This weather has been unbelievable across the country! The temperature was down to 4° last night here in my part of Kentucky and it’s been lightly snowing on top of the ice and snow already on the ground. Round 3 starts this evening and goes through Friday morning. Although our roads are plowed and salted, they are still treacherous to drive on, so we are staying home. We have been fortunate so far in not losing power or having our water lines freeze up. Luckily we were both physically capable of preparing for this storm ahead of time. My heart breaks for those that are suffering from lack of power and/or heat and for those that are not even use to this kind of winter weather.
We have been eating a lot of soup these last few day. There’s just something about a warm bowl of comforting soup to soothe the soul on cold winter days. This one is full of awesome flavors that I’m sure you’ll love! I added a salad to round out our meal.
This soup is pretty quick to put together, but I usually use a little short cut which saves a little more time and is particularly helpful for super busy nights. I keep cooked hamburger in my freezer, and generally have a a few slices of cooked bacon in the fridge or freezer. I have also used frozen cauliflower instead of fresh cauliflower in this recipe. All together, using the frozen items saves about10-15 minutes.
One Skillet Keto Bacon Cheeseburger Soup
Prep time: 15 minutes, Cook time: 20 minutes, Serves: 6
- 4 slices thick-cut bacon, chopped
- 1 lbs. 80% lean ground beef
- ½ teaspoon onion powder
- ½ teaspoon garlic powder
- 2 teaspoons Italian seasoning
- ½ teaspoon smoked paprika
- Sea salt & black pepper, to taste
- ½ large head cauliflower, chopped small
- 3 cup beef broth, divided
- 1/3 cup heavy cream, tempered
- 3 cup sharp cheddar cheese, finely shredded
- Garnish: 2 Tablespoons fresh parsley, chopped
- 6 cups baby arugula
- 12 grape or cherry tomatoes, cut in half
- 1 oz. Pecorino-Romano cheese, shaved (can substitute Parmesan, Asiago or your favorite cheese)
- 1 Tablespoon extra virgin olive oil
- 2 Tablespoons fresh lime juice
- Sea salt and black pepper to taste
- Heat a large high-sided skillet over medium heat. Add bacon and cook until crispy, approximately 6-7 minutes. Transfer cooked bacon to a plate lined with paper towels and blot off excess grease. Drain and discard bacon grease from skillet before returning to the cook top.
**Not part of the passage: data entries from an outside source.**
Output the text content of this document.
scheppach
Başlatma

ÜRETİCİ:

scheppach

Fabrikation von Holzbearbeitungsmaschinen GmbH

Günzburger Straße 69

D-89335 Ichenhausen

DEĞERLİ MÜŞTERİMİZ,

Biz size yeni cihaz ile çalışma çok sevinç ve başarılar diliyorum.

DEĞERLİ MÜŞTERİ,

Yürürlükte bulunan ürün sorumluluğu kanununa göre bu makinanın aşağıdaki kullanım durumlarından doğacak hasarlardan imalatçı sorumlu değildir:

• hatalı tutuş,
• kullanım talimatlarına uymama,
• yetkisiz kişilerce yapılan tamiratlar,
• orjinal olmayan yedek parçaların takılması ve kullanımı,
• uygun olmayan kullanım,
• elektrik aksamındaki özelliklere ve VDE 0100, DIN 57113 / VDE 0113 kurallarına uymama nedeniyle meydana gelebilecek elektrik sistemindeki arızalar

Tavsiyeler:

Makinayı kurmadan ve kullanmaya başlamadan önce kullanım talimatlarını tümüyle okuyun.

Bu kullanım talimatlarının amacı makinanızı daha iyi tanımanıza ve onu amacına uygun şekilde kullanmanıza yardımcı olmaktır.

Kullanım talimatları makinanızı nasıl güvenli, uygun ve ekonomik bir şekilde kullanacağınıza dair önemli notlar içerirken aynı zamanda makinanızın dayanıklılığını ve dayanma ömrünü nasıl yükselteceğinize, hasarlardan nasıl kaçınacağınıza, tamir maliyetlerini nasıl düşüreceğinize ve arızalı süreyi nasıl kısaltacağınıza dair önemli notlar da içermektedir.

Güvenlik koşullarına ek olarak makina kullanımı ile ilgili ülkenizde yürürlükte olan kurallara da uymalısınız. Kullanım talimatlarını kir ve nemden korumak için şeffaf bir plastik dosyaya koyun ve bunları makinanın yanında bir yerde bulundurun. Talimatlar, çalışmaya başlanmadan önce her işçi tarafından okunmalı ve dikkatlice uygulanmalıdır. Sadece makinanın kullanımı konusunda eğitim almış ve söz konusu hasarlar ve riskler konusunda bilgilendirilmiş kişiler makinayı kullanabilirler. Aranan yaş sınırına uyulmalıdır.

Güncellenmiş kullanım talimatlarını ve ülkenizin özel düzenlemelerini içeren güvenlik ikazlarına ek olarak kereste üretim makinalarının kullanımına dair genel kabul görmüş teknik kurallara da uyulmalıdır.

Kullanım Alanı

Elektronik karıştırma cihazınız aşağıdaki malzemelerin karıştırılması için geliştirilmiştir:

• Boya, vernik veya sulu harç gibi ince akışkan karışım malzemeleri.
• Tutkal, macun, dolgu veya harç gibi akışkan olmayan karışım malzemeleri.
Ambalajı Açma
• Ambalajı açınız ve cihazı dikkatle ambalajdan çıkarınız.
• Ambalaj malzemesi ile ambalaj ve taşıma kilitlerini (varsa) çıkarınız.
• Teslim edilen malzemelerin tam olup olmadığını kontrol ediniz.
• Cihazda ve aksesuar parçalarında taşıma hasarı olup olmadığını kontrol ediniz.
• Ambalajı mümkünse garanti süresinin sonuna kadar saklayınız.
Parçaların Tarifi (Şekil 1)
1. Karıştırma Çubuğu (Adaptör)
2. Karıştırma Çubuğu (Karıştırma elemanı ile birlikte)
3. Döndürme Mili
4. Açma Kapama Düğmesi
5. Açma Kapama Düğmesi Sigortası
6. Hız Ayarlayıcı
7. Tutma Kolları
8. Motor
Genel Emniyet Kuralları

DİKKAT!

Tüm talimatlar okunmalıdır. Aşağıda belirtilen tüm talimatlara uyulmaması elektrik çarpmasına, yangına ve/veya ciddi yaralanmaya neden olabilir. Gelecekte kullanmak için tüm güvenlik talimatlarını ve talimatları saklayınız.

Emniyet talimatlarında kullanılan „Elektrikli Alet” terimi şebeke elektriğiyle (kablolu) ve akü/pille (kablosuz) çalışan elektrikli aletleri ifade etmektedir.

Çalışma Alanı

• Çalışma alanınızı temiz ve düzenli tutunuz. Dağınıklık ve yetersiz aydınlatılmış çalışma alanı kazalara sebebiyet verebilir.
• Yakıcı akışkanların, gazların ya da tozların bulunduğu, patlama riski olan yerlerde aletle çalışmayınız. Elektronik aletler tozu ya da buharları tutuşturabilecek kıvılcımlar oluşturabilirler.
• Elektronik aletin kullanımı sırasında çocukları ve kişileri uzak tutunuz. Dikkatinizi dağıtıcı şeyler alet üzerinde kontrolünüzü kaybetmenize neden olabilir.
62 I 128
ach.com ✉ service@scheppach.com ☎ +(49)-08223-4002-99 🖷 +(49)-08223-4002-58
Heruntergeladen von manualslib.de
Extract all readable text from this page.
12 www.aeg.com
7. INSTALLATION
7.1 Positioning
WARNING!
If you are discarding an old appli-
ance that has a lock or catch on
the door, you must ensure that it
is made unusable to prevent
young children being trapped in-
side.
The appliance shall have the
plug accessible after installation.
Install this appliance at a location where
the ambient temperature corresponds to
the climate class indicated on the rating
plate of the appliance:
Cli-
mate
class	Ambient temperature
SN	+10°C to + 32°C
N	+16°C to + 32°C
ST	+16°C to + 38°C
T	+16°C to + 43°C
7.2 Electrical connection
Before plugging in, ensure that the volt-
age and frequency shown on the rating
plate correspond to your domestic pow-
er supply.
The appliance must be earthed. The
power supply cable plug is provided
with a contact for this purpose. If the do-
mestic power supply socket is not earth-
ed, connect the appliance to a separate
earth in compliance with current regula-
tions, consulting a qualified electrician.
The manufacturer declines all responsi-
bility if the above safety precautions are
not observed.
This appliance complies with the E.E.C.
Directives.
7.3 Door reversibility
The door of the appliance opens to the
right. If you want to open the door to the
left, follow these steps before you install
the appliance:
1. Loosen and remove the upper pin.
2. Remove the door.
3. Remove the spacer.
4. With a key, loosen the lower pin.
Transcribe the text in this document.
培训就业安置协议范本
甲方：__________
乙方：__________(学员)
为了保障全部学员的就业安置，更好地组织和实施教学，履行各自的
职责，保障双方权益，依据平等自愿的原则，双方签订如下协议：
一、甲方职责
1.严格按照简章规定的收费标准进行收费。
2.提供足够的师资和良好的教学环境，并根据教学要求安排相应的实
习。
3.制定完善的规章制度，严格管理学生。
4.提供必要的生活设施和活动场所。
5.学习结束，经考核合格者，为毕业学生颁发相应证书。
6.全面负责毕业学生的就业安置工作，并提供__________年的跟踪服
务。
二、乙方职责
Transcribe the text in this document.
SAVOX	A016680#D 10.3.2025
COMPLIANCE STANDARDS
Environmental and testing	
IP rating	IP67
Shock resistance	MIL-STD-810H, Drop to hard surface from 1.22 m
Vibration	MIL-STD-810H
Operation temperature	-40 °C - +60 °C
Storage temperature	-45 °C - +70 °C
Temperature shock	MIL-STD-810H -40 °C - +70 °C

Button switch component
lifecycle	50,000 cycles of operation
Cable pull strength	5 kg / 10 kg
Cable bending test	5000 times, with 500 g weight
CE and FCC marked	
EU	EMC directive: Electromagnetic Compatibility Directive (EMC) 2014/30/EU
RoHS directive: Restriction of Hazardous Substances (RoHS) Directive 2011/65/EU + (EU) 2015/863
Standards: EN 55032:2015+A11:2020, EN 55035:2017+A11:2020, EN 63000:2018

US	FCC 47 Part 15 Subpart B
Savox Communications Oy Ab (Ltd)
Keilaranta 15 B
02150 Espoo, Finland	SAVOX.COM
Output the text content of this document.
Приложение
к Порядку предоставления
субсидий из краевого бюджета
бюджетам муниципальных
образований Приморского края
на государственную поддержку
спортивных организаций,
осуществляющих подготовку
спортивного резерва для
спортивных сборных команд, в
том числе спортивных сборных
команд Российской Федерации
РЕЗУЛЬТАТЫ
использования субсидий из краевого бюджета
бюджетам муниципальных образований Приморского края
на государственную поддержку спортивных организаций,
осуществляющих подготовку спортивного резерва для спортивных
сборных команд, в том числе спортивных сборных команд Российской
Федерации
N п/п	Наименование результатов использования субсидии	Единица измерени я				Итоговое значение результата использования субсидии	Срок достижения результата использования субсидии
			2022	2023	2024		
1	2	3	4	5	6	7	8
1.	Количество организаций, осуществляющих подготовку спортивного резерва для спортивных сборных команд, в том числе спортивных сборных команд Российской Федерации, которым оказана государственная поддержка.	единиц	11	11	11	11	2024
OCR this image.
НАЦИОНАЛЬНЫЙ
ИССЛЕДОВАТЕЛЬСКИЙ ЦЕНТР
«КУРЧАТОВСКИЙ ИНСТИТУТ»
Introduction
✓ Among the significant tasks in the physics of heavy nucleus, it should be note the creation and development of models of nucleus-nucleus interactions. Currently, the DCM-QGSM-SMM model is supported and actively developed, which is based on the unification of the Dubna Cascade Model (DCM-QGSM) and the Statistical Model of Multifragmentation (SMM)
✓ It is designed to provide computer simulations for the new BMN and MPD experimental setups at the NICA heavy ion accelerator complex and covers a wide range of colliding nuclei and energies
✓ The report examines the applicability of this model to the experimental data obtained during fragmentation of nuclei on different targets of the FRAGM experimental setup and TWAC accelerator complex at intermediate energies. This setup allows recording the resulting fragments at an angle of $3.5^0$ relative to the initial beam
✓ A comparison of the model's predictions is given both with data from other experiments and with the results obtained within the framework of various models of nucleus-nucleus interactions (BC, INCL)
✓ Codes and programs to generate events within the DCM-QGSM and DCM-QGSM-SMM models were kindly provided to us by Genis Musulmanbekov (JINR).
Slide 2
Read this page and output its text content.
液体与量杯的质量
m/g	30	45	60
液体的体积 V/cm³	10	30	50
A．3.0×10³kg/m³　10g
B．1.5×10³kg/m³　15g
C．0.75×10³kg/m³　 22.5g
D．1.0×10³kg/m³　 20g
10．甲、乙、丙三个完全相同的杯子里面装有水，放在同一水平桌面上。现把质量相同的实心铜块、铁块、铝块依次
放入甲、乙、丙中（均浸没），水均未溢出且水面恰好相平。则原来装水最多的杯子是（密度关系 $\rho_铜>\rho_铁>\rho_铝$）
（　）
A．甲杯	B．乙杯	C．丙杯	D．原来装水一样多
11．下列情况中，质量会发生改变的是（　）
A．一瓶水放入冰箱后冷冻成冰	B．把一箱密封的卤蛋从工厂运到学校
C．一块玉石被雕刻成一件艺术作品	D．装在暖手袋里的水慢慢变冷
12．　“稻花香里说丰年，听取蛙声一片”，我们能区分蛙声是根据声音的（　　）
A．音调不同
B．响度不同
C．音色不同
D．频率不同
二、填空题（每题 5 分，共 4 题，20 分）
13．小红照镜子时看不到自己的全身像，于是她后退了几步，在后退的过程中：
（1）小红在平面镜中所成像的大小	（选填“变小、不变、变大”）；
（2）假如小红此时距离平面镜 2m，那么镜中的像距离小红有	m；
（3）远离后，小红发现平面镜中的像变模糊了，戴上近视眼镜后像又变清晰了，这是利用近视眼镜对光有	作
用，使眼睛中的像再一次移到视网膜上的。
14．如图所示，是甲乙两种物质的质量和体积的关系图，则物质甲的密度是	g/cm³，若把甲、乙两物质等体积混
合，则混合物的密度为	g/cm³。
- Add ground beef to the same skillet and sprinkle the onion powder, garlic powder, Italian seasoning, and smoked paprika on top. Season with salt and black pepper, to taste, and stir to combine. Cook, stirring occasionally, until the meat is browned, approximately 5 minutes.
- Add the chopped cauliflower and beef broth to the skillet and stir to combine. Cover and reduce heat to medium low. Simmer until heated through and the cauliflower is fork tender, but not mushy, approximately 7-8 minutes.
- While the soup is simmering, prepare the side salad by adding the baby arugula, grape tomatoes, and the Pecorino-Romano cheese to a large bowl. Add the olive oil and fresh lime juice. Season with salt and black pepper, to taste, and toss to combine. Set aside.
- When the cauliflower is fork tender, remove the skillet from heat. To prevent curdling, temper the heavy cream by adding one or two tablespoons of the hot liquid from the skillet to it. Stir the tempered cream and sharp cheddar cheese into the skillet until the cheese is thoroughly melted. Taste and adjust seasonings, as desired.
- To serve, ladle the soup into individual serving bowls. Crumble the cooked bacon and sprinkle on top of each bowl along with the fresh chopped parsley. Serve immediately with some of the arugula salad on the side.